Dad stayed locked in his room, scribbling in his notebooks. He would be like this until the fever broke, and then he’d be on to the next documentary—about serial ki
llers, about mountain gorillas, about salt, about suicide tourism—that would click an idea in his brain and send him running again.
When I woke up the following morning, my eye was on fire, an ooze of bloody pus trickling down my cheek. I went to the nurse’s office at school and was immediately sent to the ER, and it was there that the doctors said the entire socket was infected and the eyeball itself had been deprived of blood for so long the tissue was probably dead. The eyeball would likely have to be removed.
The surgery was delayed because we needed parental consent and Dad was not answering his phone. I made up a story about how he was a writer and turned off his phone when he was working. It wasn’t that far from the truth.
“What about your mother?” they asked me.
My mother could not find out about this. I’d see to that just as I’d made sure she’d never found out about the week we’d gone without electricity or the time Dad had left me in the forest all night.
(Don’t tell your mother.)
“My mom’s dead,” I told the doctors.
They eventually got hold of Dad and I was rushed into surgery.
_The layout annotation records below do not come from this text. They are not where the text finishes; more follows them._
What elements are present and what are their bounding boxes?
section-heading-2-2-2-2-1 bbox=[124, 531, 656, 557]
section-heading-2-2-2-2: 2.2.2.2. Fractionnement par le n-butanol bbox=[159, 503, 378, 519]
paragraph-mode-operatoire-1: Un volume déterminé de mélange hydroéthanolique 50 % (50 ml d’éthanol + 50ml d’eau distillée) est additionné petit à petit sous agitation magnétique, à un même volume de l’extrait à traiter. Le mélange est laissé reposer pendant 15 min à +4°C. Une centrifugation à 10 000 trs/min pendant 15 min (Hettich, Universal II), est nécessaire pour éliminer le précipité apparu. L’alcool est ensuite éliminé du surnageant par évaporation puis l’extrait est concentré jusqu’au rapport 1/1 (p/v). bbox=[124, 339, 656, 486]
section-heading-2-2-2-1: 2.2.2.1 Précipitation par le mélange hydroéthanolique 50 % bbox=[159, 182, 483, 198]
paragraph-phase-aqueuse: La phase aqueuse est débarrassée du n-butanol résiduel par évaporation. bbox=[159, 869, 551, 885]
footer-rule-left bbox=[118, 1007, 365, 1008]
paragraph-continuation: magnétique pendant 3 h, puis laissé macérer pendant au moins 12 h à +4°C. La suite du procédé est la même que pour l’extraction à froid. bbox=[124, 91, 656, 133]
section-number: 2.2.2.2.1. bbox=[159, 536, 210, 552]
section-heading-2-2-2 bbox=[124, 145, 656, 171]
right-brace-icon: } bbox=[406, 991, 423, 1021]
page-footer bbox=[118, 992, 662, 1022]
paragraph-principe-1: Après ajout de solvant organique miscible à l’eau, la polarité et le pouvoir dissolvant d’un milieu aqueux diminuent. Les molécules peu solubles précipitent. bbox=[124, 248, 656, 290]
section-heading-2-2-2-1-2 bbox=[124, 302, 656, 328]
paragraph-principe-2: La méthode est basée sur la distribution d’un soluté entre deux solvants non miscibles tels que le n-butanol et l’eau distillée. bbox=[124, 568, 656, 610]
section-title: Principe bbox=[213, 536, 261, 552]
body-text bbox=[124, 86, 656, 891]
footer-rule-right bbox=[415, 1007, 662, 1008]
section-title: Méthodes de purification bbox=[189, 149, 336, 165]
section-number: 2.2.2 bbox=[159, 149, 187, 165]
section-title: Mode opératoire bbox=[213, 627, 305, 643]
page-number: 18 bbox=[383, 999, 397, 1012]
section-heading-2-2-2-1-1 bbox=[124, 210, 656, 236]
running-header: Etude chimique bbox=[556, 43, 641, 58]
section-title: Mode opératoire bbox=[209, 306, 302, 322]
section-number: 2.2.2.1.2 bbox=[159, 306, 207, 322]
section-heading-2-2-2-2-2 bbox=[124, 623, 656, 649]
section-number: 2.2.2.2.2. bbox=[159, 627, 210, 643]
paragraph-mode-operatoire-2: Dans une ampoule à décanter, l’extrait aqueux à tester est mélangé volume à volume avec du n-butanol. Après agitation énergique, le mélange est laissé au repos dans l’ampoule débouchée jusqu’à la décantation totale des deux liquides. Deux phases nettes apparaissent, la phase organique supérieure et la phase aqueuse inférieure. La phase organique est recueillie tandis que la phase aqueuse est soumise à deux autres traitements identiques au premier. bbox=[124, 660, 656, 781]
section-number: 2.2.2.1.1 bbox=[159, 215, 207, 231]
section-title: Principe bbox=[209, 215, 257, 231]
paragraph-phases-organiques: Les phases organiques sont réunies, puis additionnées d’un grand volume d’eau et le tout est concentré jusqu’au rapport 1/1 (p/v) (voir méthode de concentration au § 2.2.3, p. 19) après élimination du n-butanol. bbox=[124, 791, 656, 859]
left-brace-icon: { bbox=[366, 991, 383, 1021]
I woke up alone, in a dark room, and knew my eye was gone. As I lay there, groggy, my head throbbing, I wanted someone to wrap their arms around me, to kiss my forehead, to tell me things would be okay. But nobody did. Tentatively, I touched the gauze packing around my eye, and realized, with equal parts terror and relief, this secret would be impossible to conceal from my mother. Because she would see, and she would know, and if she knew, she wouldn’t let me stay here. Would she?
My father came into the room, and when he saw me awake, he began to weep. “Oh, Nat. Oh, buddy,” he said. “Look at you.”
At the sight of my father doubled over, sobbing, I understood that I would not tell my mother. The decision had already been made long ago. And with that, the lie I’d told the doctors about her being dead suddenly became true. To keep this secret from her, I’d have to keep myself from her. The realization sent a bolt of fury through me, shaking off the remaining sedation. In that terrible, tiny moment, I didn’t just hate my father, I wished he were dead.